Zahid est de loin lae plus belleau de notre groupe, avec ses jolis yeux noirs pétillants, sa petite frimousse ronde et mate et ses cheveux épais en bataille. Et comme iel avait également les doigts souples et une voix chaude et tendre comme une caresse, c'est ellui qui tenait la basse chantait la deuxième voix. Malgré sa timidité, sur scène, iel fout le feu comme jamais, genre sauvage. Un déhanché des enfers sur un rythme saccadé. Iel se dévergonde, surtout au contact de Nora.
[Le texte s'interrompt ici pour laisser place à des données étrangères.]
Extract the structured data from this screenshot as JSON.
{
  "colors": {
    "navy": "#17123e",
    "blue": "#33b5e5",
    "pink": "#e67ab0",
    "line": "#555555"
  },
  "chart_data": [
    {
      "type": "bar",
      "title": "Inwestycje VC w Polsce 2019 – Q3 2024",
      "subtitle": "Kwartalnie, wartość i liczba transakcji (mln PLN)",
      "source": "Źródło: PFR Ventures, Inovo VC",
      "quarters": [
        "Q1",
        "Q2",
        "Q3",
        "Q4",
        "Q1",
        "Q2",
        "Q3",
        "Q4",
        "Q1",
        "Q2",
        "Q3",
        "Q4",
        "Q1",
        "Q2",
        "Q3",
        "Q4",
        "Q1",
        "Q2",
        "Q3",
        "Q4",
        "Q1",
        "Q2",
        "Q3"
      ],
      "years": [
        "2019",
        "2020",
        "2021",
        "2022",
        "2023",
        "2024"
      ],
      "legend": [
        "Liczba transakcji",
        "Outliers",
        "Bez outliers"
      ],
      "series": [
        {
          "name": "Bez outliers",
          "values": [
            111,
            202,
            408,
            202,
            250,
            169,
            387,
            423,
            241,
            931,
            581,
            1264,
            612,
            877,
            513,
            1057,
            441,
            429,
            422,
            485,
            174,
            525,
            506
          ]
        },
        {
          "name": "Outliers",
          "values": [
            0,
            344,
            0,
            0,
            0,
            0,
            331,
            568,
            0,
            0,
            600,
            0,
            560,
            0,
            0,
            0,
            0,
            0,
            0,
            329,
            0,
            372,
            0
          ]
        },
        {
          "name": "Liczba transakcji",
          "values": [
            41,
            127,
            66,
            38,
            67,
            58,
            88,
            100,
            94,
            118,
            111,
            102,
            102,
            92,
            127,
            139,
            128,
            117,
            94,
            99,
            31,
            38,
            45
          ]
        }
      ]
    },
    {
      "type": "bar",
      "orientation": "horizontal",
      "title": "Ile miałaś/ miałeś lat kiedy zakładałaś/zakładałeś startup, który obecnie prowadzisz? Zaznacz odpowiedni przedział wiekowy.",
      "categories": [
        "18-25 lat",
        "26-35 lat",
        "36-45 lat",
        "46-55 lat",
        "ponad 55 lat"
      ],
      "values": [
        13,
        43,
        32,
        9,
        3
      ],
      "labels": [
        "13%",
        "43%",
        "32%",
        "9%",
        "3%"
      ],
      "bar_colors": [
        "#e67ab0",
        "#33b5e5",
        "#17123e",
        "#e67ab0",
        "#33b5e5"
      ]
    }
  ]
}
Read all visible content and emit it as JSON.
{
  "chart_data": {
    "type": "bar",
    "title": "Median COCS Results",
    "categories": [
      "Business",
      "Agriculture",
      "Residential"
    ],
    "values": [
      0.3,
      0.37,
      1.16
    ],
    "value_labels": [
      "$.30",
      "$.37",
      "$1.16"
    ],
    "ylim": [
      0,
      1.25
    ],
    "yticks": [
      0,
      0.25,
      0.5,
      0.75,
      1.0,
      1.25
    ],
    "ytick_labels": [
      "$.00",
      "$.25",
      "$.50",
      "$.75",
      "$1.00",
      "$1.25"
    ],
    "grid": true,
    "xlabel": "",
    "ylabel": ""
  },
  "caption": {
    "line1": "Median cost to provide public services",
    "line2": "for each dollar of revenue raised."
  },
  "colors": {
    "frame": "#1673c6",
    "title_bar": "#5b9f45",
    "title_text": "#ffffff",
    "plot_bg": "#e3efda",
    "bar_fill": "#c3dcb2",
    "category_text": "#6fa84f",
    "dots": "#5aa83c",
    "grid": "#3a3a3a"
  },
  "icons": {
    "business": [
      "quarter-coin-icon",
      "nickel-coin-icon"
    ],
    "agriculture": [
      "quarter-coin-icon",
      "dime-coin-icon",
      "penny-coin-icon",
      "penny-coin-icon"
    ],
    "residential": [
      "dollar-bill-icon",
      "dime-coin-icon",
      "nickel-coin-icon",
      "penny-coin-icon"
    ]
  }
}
Nora, elle est toujours en colère, elle a la voix rauque comme un orage et des envolées lyriques en coup de tonnerre. Elle a le feu dans ses yeux et la rage au ventre. Entre deux chansons, elle hèle le public, elle harangue la foule, franchement, certains soirs, il en faudrait pas beaucoup pour que nos concerts se transforment en émeute. Parfois, on en est pas loin. Je sais toujours pas si cela me fait peur ou si cela m'excite, ce pouvoir qu'on a sur les gens. Et puis, ça bastonne parfois, des ptits fachos qui se mettent en tête de nous cogner, nous et notre public ; alors Nora, ça devient un fauve, elle se jette dans la foule avec des cris de rage, elle joue de ses poings et de ses talons hauts pour péter des dents des côtes et des arcades sourcilières 9 ans de krav-maga, faut pas l'emmerder, la Nora. Suffit de la regarder dans les yeux pour comprendre qu'elle en a vu, des choses, les pires, même. En concert, elle porte toujours les décolletés les plus plongeants possible sur sa poitrine toute neuve, "la plus grosse possible", qu'elle avait dit. On lui avait pas dit non. On lui dit pas non, à Nora. Cela restreignait peut-être ses mouvements, mais ça n'avait rien changé à sa colère.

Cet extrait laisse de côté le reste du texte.